女の子としましては、ちょっと近寄りがたい、傍観するしか出来ない、そういう世界だなあって思いました。チャンドラーの小説みたいな。強くなければ男じゃない、優しくなければ生きている価値がない…だっけ?(ウロ)
こういう男に惚れると大変だ。
「勝手だよね…」と、それでも笑顔で背中を見送ること以外、出来ることなどなさそうだからだ。
その勝手さに惚れちまってるから始末に負えない。だめんずウォーカーというやつだ。
恋しちゃいそうにイイ男たちが、俺に惚れると怪我するぜ、とばかりに、男の世界で生死を分ける境界線で綱渡り、それが硬派でまたまたカッコいい。
泣くことになってもついていきたいのは、ウォン刑事。
彼のためなら泣いてやろう。ああ、いくらでも泣いてやろうともさ!(ストーカーか?)
いい人間になりたいと、マフィアの血に抗って警官になりたいと願う、そういうヤンに家族を裏切らせる張本人なんだけど、どこかそれを悔やんでいるような、それでも非情であろうとするような、だけど肝心なところで非情に徹しきれない弱さのような、そういうものに惚れるのです。
前作で、ふと、思い出したようにヤンに誕生日プレゼントを手渡す、あのシーンが大好きで、この人に何かある度に、あのシーンを思い出す。
そんなウォンに対して、自分の態度を決めかねているヤンも良いですね。
色々あったから、憎んだらいいのか、慕ったらいいのか、友人に近い距離をとるのか、あくまでビジネスライクな関係に止めておくのか。
トニー・レオンより青臭い、若いヤンがちょっとかわいい。
もう一人の主人公ラウ。
こっちは、もうちょっとまっすぐで、いわゆる「若者」っぽい。
所属する警察を裏切って、その機構の中で出世していくことを、むしろ楽しんでいるようで、年上のカッコいいおねえさんに恋をしたりもする。
けっこうズルイとこなんかもあったりして、ヤンに比べると、精神的にプレッシャーは小さいですよね。
彼の直接の上司に当たる(この表現なんだか違和感)サムがまた、大変なクセモノぶりで、知性派マフィアなハウと相対すると、なかなか凄みがありました。

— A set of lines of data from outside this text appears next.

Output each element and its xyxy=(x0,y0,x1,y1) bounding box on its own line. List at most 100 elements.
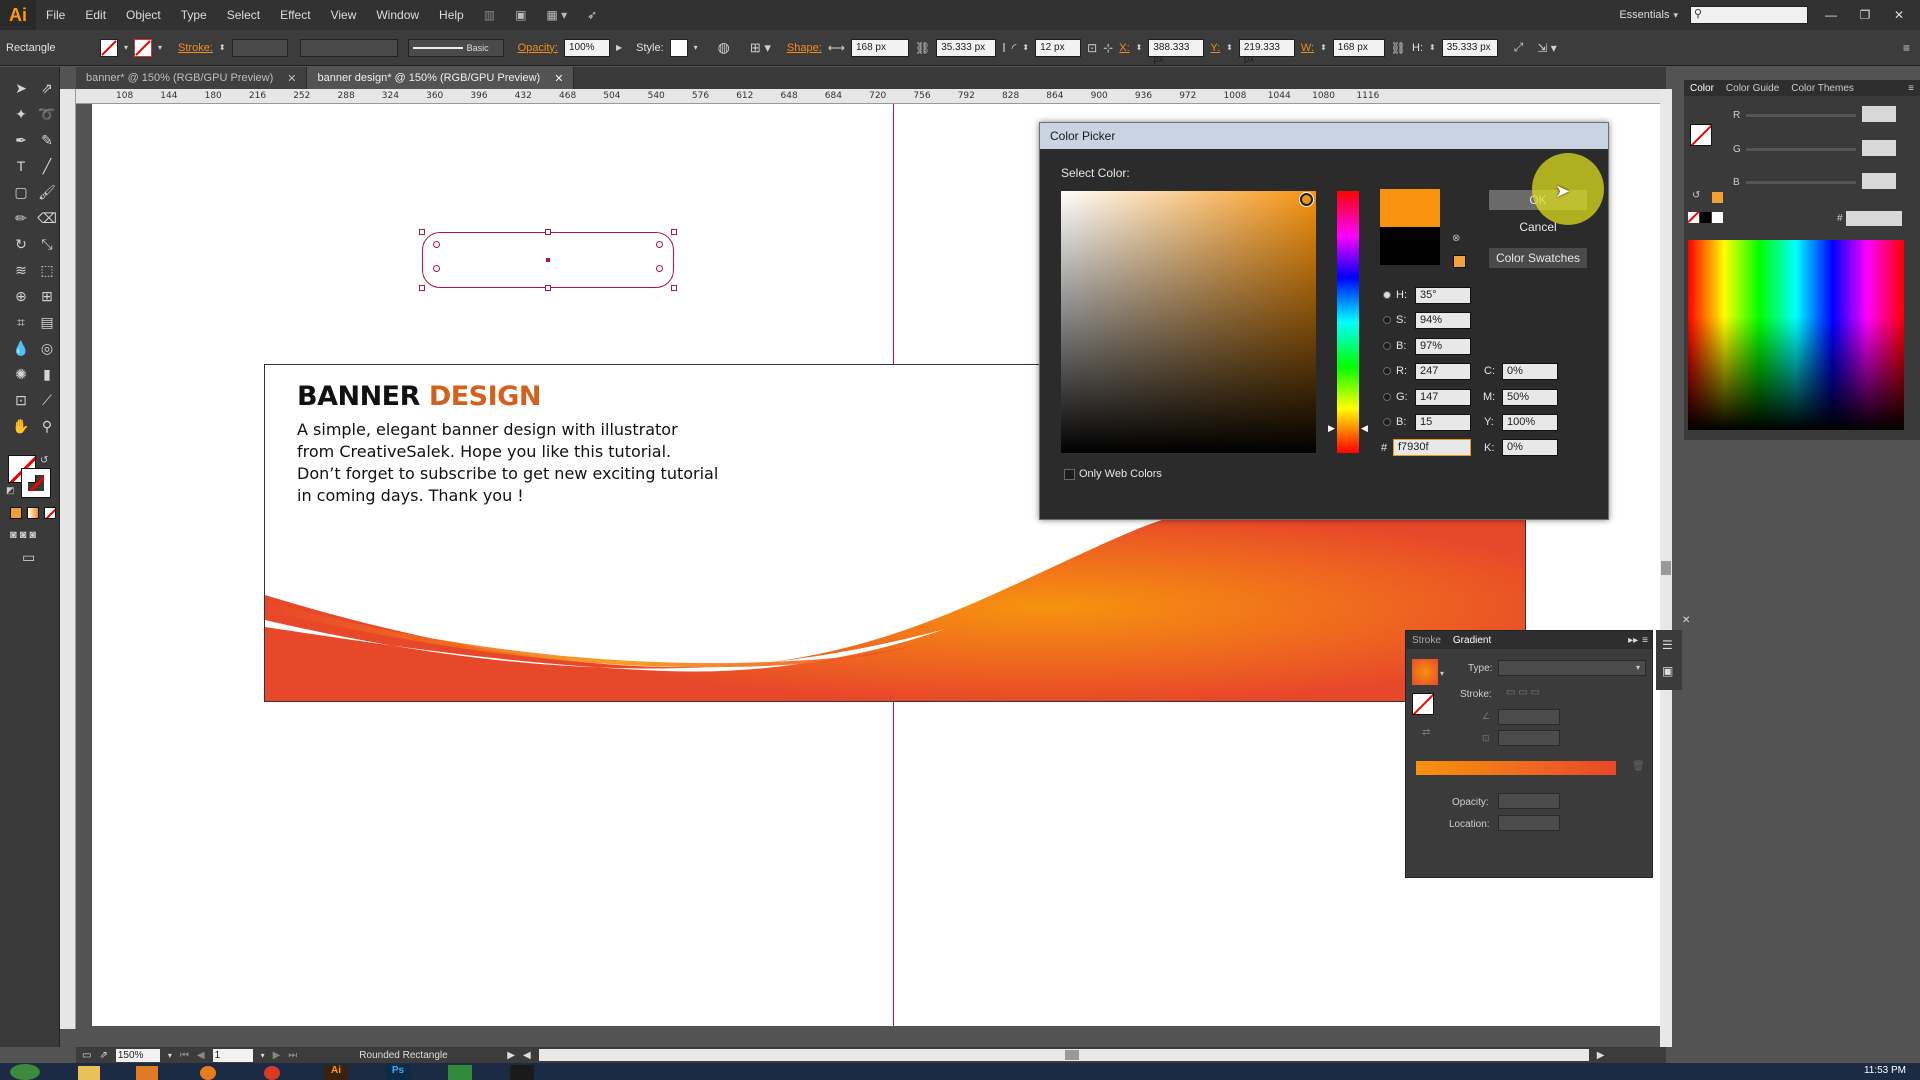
opacity-field[interactable]: 100% xyxy=(563,38,610,57)
line-tool-icon[interactable]: ╱ xyxy=(36,155,58,177)
lasso-tool-icon[interactable]: ➰ xyxy=(36,103,58,125)
hex-field[interactable]: f7930f xyxy=(1393,439,1471,456)
g-slider[interactable] xyxy=(1746,148,1856,151)
constrain-proportions-icon[interactable]: ⛓ xyxy=(1391,41,1406,55)
gradient-mode-button[interactable] xyxy=(27,507,39,519)
curvature-tool-icon[interactable]: ✎ xyxy=(36,129,58,151)
direct-selection-tool-icon[interactable]: ⇗ xyxy=(36,77,58,99)
vertical-scrollbar[interactable] xyxy=(1660,89,1672,1047)
black-swatch[interactable] xyxy=(1700,212,1711,223)
out-of-gamut-icon[interactable]: ⊗ xyxy=(1452,233,1460,244)
fill-stroke-indicator[interactable] xyxy=(1690,124,1712,146)
gradient-type-dropdown[interactable] xyxy=(1498,660,1646,676)
menu-edit[interactable]: Edit xyxy=(75,8,116,22)
none-swatch[interactable] xyxy=(1688,212,1699,223)
stepper-icon[interactable]: ⬍ xyxy=(1226,43,1233,52)
y-label[interactable]: Y: xyxy=(1210,42,1220,54)
gamut-swatch[interactable] xyxy=(1453,255,1466,268)
color-mode-button[interactable] xyxy=(10,507,22,519)
selection-handle[interactable] xyxy=(545,285,551,291)
tab-banner[interactable]: banner* @ 150% (RGB/GPU Preview) ✕ xyxy=(76,67,308,89)
zoom-field[interactable]: 150% xyxy=(115,1048,160,1062)
horizontal-ruler[interactable]: 108 144 180 216 252 288 324 360 396 432 468 504 540 5… xyxy=(76,89,1666,104)
gradient-tool-icon[interactable]: ▤ xyxy=(36,311,58,333)
transform-icon[interactable]: ⊡ xyxy=(1087,41,1097,55)
tab-color-guide[interactable]: Color Guide xyxy=(1720,83,1785,94)
reverse-gradient-icon[interactable]: ⇄ xyxy=(1422,727,1430,738)
chevron-right-icon[interactable]: ▶ xyxy=(616,43,622,52)
chevron-down-icon[interactable]: ▾ xyxy=(1636,663,1640,672)
selection-handle[interactable] xyxy=(671,229,677,235)
app-taskbar-icon[interactable] xyxy=(510,1065,534,1080)
stepper-icon[interactable]: ⬍ xyxy=(1320,43,1327,52)
previous-artboard-icon[interactable]: ◀ xyxy=(197,1050,205,1061)
type-tool-icon[interactable]: T xyxy=(10,155,32,177)
panel-menu-icon[interactable]: ≡ xyxy=(1642,635,1648,646)
h-field[interactable]: 35° xyxy=(1415,287,1471,304)
symbol-sprayer-tool-icon[interactable]: ✺ xyxy=(10,363,32,385)
blue-field[interactable]: 15 xyxy=(1415,414,1471,431)
tab-stroke[interactable]: Stroke xyxy=(1412,635,1441,646)
white-swatch[interactable] xyxy=(1712,212,1723,223)
paintbrush-tool-icon[interactable]: 🖌 xyxy=(36,181,58,203)
stroke-swatch[interactable] xyxy=(134,38,153,57)
s-radio[interactable] xyxy=(1383,316,1391,324)
menu-help[interactable]: Help xyxy=(429,8,474,22)
menu-type[interactable]: Type xyxy=(171,8,217,22)
shape-builder-tool-icon[interactable]: ⊕ xyxy=(10,285,32,307)
stroke-weight-field[interactable] xyxy=(231,38,288,57)
status-menu-icon[interactable]: ▶ xyxy=(507,1050,515,1061)
default-colors-icon[interactable]: ◩ xyxy=(6,485,15,496)
g-value-field[interactable] xyxy=(1862,140,1896,156)
location-field[interactable] xyxy=(1498,815,1560,831)
first-artboard-icon[interactable]: ⏮ xyxy=(180,1050,189,1061)
chevron-down-icon[interactable]: ▾ xyxy=(158,43,162,52)
b-radio[interactable] xyxy=(1383,342,1391,350)
menu-file[interactable]: File xyxy=(36,8,75,22)
column-graph-tool-icon[interactable]: ▮ xyxy=(36,363,58,385)
panel-menu-icon[interactable]: ≡ xyxy=(1908,83,1914,94)
scroll-right-icon[interactable]: ▶ xyxy=(1597,1050,1605,1061)
menu-effect[interactable]: Effect xyxy=(270,8,320,22)
corner-widget[interactable] xyxy=(433,265,440,272)
hue-slider[interactable] xyxy=(1337,191,1359,453)
close-icon[interactable]: ✕ xyxy=(287,72,296,85)
collapse-icon[interactable]: ▸▸ xyxy=(1628,635,1638,646)
rotate-tool-icon[interactable]: ↻ xyxy=(10,233,32,255)
color-swatches-button[interactable]: Color Swatches xyxy=(1488,247,1588,269)
x-field[interactable]: 388.333 px xyxy=(1148,38,1205,65)
x-label[interactable]: X: xyxy=(1119,42,1129,54)
tab-banner-design[interactable]: banner design* @ 150% (RGB/GPU Preview) … xyxy=(307,67,575,89)
arrange-documents-icon[interactable]: ▦ ▾ xyxy=(536,8,577,22)
draw-normal-icon[interactable]: ◙ ◙ ◙ xyxy=(10,529,36,541)
chevron-down-icon[interactable]: ▾ xyxy=(694,43,698,52)
shape-height-field[interactable]: 35.333 px xyxy=(936,38,997,57)
link-icon[interactable]: ⛓ xyxy=(915,41,930,55)
illustrator-taskbar-icon[interactable]: Ai xyxy=(324,1065,348,1080)
swap-icon[interactable]: ↺ xyxy=(1692,190,1700,201)
align-icon[interactable]: ⊞ ▾ xyxy=(750,40,771,56)
mesh-tool-icon[interactable]: ⌗ xyxy=(10,311,32,333)
h-label[interactable]: H: xyxy=(1412,42,1423,54)
color-field[interactable] xyxy=(1061,191,1316,453)
export-icon[interactable]: ⇗ xyxy=(99,1050,107,1061)
stroke-color-box[interactable] xyxy=(21,468,51,498)
corner-radius-field[interactable]: 12 px xyxy=(1035,38,1082,57)
selection-handle[interactable] xyxy=(419,285,425,291)
perspective-grid-tool-icon[interactable]: ⊞ xyxy=(36,285,58,307)
rectangle-tool-icon[interactable]: ▢ xyxy=(10,181,32,203)
photoshop-taskbar-icon[interactable]: Ps xyxy=(386,1065,410,1080)
selection-handle[interactable] xyxy=(419,229,425,235)
only-web-colors-checkbox[interactable] xyxy=(1064,469,1075,480)
angle-field[interactable] xyxy=(1498,709,1560,725)
none-mode-button[interactable] xyxy=(44,507,56,519)
shape-width-field[interactable]: 168 px xyxy=(850,38,909,57)
opacity-field[interactable] xyxy=(1498,793,1560,809)
screen-mode-icon[interactable]: ▭ xyxy=(22,549,35,566)
scroll-thumb[interactable] xyxy=(1661,561,1671,575)
fill-swatch[interactable] xyxy=(100,38,118,57)
b-value-field[interactable] xyxy=(1862,173,1896,189)
selection-tool-icon[interactable]: ➤ xyxy=(10,77,32,99)
hue-slider-handle-left[interactable]: ▶ xyxy=(1328,423,1335,434)
menu-window[interactable]: Window xyxy=(366,8,429,22)
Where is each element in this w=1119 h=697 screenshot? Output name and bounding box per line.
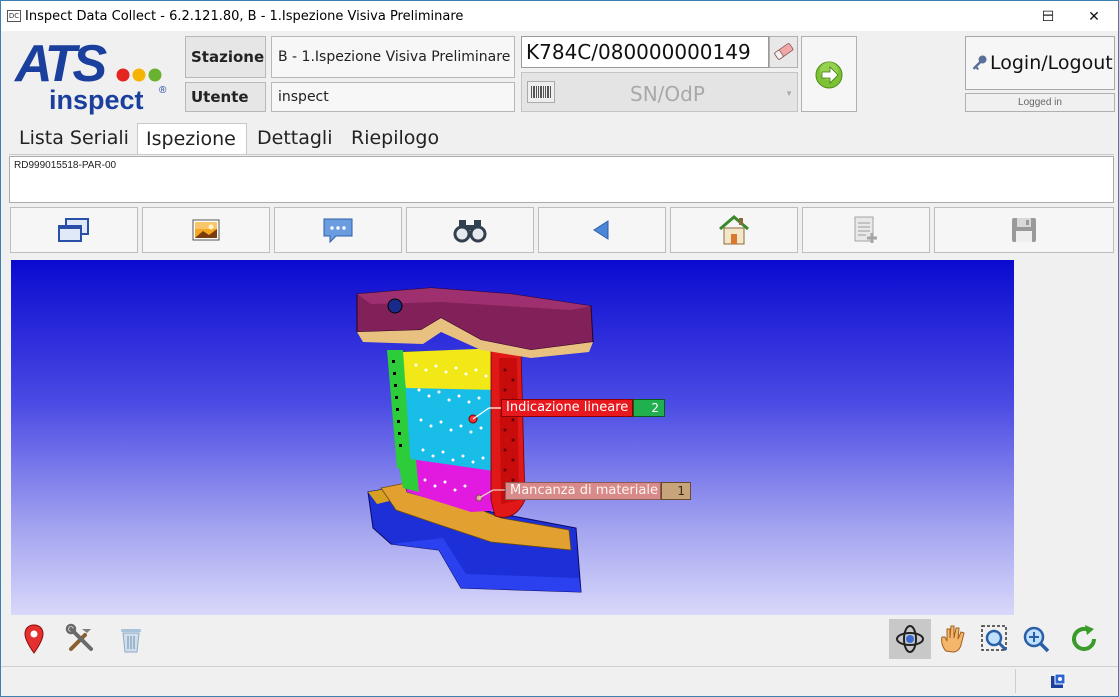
status-cell: [1015, 669, 1101, 693]
tab-dettagli[interactable]: Dettagli: [249, 123, 340, 155]
image-icon: [192, 219, 220, 241]
comment-button[interactable]: [274, 207, 402, 253]
login-logout-button[interactable]: Login/Logout: [965, 36, 1115, 90]
windows-icon: [58, 218, 89, 242]
minimize-button-2[interactable]: [979, 2, 1025, 32]
zoom-button[interactable]: [1016, 619, 1056, 659]
tools-icon: [65, 623, 93, 651]
binoculars-icon: [453, 220, 487, 243]
close-button[interactable]: ✕: [1071, 2, 1117, 32]
pin-icon: [24, 624, 44, 654]
annotation-label[interactable]: Mancanza di materiale: [505, 482, 661, 500]
home-button[interactable]: [670, 207, 798, 253]
save-button[interactable]: [934, 207, 1114, 253]
comment-icon: [323, 218, 353, 244]
sn-odp-combo[interactable]: SN/OdP ▼: [521, 72, 798, 112]
home-icon: [719, 215, 749, 245]
arrow-right-circle-icon: [815, 61, 843, 89]
clear-serial-button[interactable]: [769, 36, 798, 68]
rotate-3d-icon: [896, 625, 924, 653]
user-label: Utente: [185, 82, 266, 112]
tab-lista-seriali[interactable]: Lista Seriali: [11, 123, 137, 155]
tools-button[interactable]: [61, 619, 101, 659]
go-button[interactable]: [801, 36, 857, 112]
maximize-button[interactable]: ☐: [1025, 2, 1071, 32]
back-arrow-icon: [593, 220, 609, 240]
tab-ispezione[interactable]: Ispezione: [137, 123, 247, 155]
zoom-window-icon: [981, 625, 1008, 652]
turbine-blade-model: [356, 287, 594, 593]
annotation-count: 1: [661, 482, 691, 500]
back-button[interactable]: [538, 207, 666, 253]
svg-text:®: ®: [159, 85, 167, 96]
viewport-side-panel: [1014, 260, 1114, 615]
login-status: Logged in: [965, 93, 1115, 112]
add-document-icon: [854, 216, 877, 243]
windows-button[interactable]: [10, 207, 138, 253]
add-document-button[interactable]: [802, 207, 930, 253]
status-bar: [1, 666, 1118, 696]
zoom-window-button[interactable]: [975, 619, 1015, 659]
annotation-count: 2: [633, 399, 665, 417]
window-title: Inspect Data Collect - 6.2.121.80, B - 1…: [25, 9, 464, 24]
pan-hand-button[interactable]: [933, 619, 973, 659]
eraser-icon: [774, 43, 794, 60]
pin-button[interactable]: [14, 619, 54, 659]
app-status-icon: [1051, 673, 1066, 688]
login-label: Login/Logout: [990, 52, 1113, 74]
barcode-icon: [527, 81, 555, 103]
save-icon: [1012, 218, 1036, 242]
tab-divider: [9, 154, 1114, 155]
zoom-icon: [1023, 626, 1050, 653]
user-value: inspect: [271, 82, 515, 112]
pan-hand-icon: [941, 625, 965, 653]
rotate-3d-button[interactable]: [889, 619, 931, 659]
trash-button[interactable]: [111, 619, 151, 659]
app-window: DC Inspect Data Collect - 6.2.121.80, B …: [0, 0, 1119, 697]
annotation-label[interactable]: Indicazione lineare: [501, 399, 633, 417]
3d-viewport[interactable]: Indicazione lineare 2 Mancanza di materi…: [11, 260, 1014, 615]
ats-inspect-logo: ATS inspect ®: [13, 35, 173, 117]
refresh-button[interactable]: [1064, 619, 1104, 659]
chevron-down-icon: ▼: [785, 89, 793, 98]
serial-textbox[interactable]: RD999015518-PAR-00: [9, 156, 1114, 203]
tab-riepilogo[interactable]: Riepilogo: [343, 123, 447, 155]
binoculars-button[interactable]: [406, 207, 534, 253]
svg-text:inspect: inspect: [49, 85, 144, 115]
app-icon: DC: [7, 10, 21, 22]
station-value: B - 1.Ispezione Visiva Preliminare: [271, 36, 515, 78]
refresh-icon: [1072, 625, 1096, 651]
station-label: Stazione: [185, 36, 266, 78]
trash-icon: [121, 629, 141, 653]
sn-odp-placeholder: SN/OdP: [630, 82, 705, 106]
serial-input[interactable]: K784C/080000000149: [521, 36, 769, 68]
key-icon: [972, 55, 987, 71]
image-button[interactable]: [142, 207, 270, 253]
title-bar: DC Inspect Data Collect - 6.2.121.80, B …: [1, 1, 1118, 31]
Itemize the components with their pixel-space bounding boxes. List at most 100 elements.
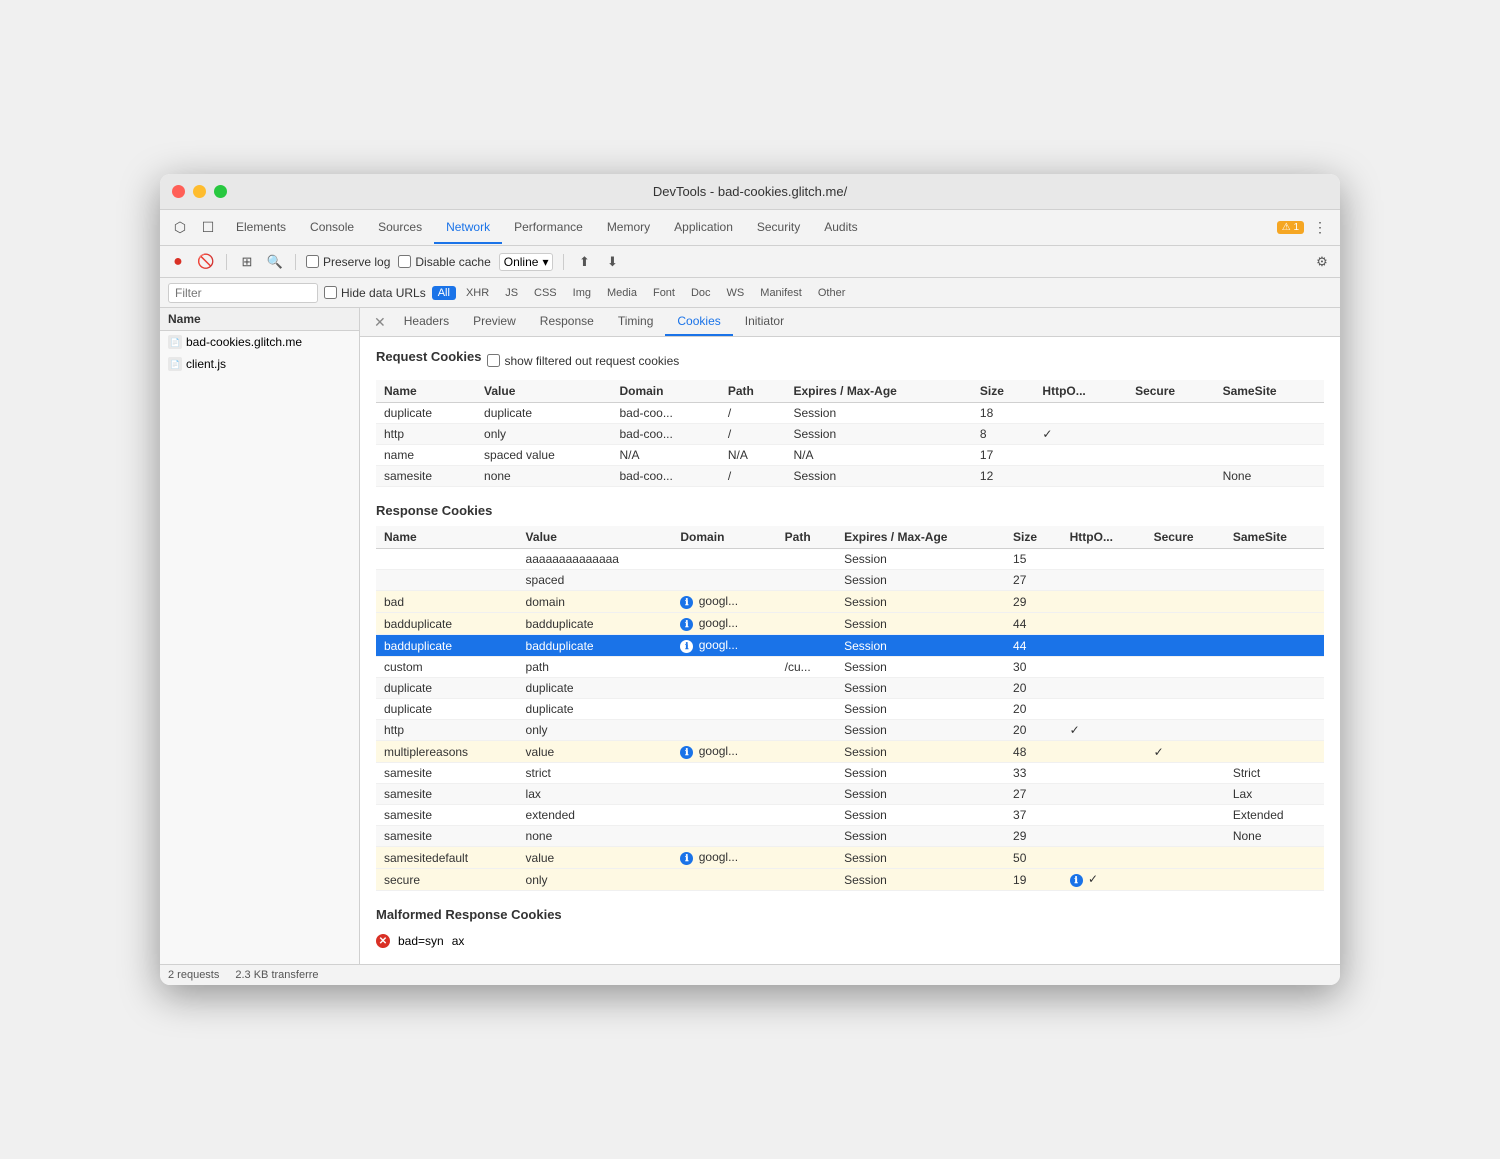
cell-name: samesite	[376, 784, 518, 805]
cell-value: badduplicate	[518, 613, 673, 635]
table-row[interactable]: duplicate duplicate bad-coo... / Session…	[376, 403, 1324, 424]
table-row[interactable]: http only bad-coo... / Session 8 ✓	[376, 424, 1324, 445]
settings-icon[interactable]: ⚙	[1312, 252, 1332, 272]
table-row[interactable]: samesite none bad-coo... / Session 12 No…	[376, 466, 1324, 487]
maximize-button[interactable]	[214, 185, 227, 198]
show-filtered-label[interactable]: show filtered out request cookies	[487, 354, 679, 368]
cell-samesite	[1225, 869, 1324, 891]
cell-domain: bad-coo...	[611, 466, 719, 487]
table-row[interactable]: http only Session 20 ✓	[376, 720, 1324, 741]
table-row[interactable]: samesite extended Session 37 Extended	[376, 805, 1324, 826]
cell-domain	[672, 699, 776, 720]
cell-httpo	[1062, 741, 1146, 763]
cell-domain	[672, 826, 776, 847]
record-button[interactable]: ●	[168, 252, 188, 272]
tab-response[interactable]: Response	[528, 308, 606, 336]
table-row[interactable]: bad domain ℹ googl... Session 29	[376, 591, 1324, 613]
upload-icon[interactable]: ⬆	[574, 252, 594, 272]
mobile-icon[interactable]: ☐	[196, 216, 220, 240]
tab-elements[interactable]: Elements	[224, 212, 298, 244]
table-row[interactable]: name spaced value N/A N/A N/A 17	[376, 445, 1324, 466]
cell-value: duplicate	[476, 403, 611, 424]
cell-name: duplicate	[376, 403, 476, 424]
tab-application[interactable]: Application	[662, 212, 745, 244]
search-icon[interactable]: 🔍	[265, 252, 285, 272]
cell-domain	[672, 805, 776, 826]
tab-cookies[interactable]: Cookies	[665, 308, 732, 336]
table-row[interactable]: custom path /cu... Session 30	[376, 657, 1324, 678]
tab-timing[interactable]: Timing	[606, 308, 666, 336]
table-row[interactable]: secure only Session 19 ℹ ✓	[376, 869, 1324, 891]
table-row[interactable]: samesite lax Session 27 Lax	[376, 784, 1324, 805]
table-row[interactable]: badduplicate badduplicate ℹ googl... Ses…	[376, 635, 1324, 657]
cell-expires: N/A	[785, 445, 971, 466]
cell-secure	[1146, 763, 1225, 784]
tab-console[interactable]: Console	[298, 212, 366, 244]
table-row[interactable]: samesite none Session 29 None	[376, 826, 1324, 847]
tab-headers[interactable]: Headers	[392, 308, 461, 336]
chevron-down-icon: ▾	[542, 255, 548, 269]
filter-type-doc[interactable]: Doc	[685, 286, 717, 300]
tab-network[interactable]: Network	[434, 212, 502, 244]
filter-type-ws[interactable]: WS	[721, 286, 751, 300]
table-row[interactable]: badduplicate badduplicate ℹ googl... Ses…	[376, 613, 1324, 635]
tab-performance[interactable]: Performance	[502, 212, 595, 244]
titlebar: DevTools - bad-cookies.glitch.me/	[160, 174, 1340, 210]
sidebar-item-page[interactable]: 📄 bad-cookies.glitch.me	[160, 331, 359, 353]
tab-audits[interactable]: Audits	[812, 212, 869, 244]
disable-cache-checkbox[interactable]	[398, 255, 411, 268]
cell-path	[777, 613, 836, 635]
cursor-icon[interactable]: ⬡	[168, 216, 192, 240]
clear-button[interactable]: 🚫	[196, 252, 216, 272]
filter-type-img[interactable]: Img	[567, 286, 597, 300]
tab-initiator[interactable]: Initiator	[733, 308, 796, 336]
table-row[interactable]: samesitedefault value ℹ googl... Session…	[376, 847, 1324, 869]
cell-value: badduplicate	[518, 635, 673, 657]
cell-samesite	[1225, 591, 1324, 613]
content-panel: ✕ Headers Preview Response Timing Cookie…	[360, 308, 1340, 964]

それにウォンを加えた三人の命のやりとりが、この作品の見せ場だと思いました。
とても面白いのですが、無理矢理難を挙げるとしたら、あれですよ。
若い時代のヤンとラウを演じる役者さんが、確かにカッコいいんだけど、トニー・レオン、あるいはアンディ・ラウにあまりにも似てなさ過ぎる点。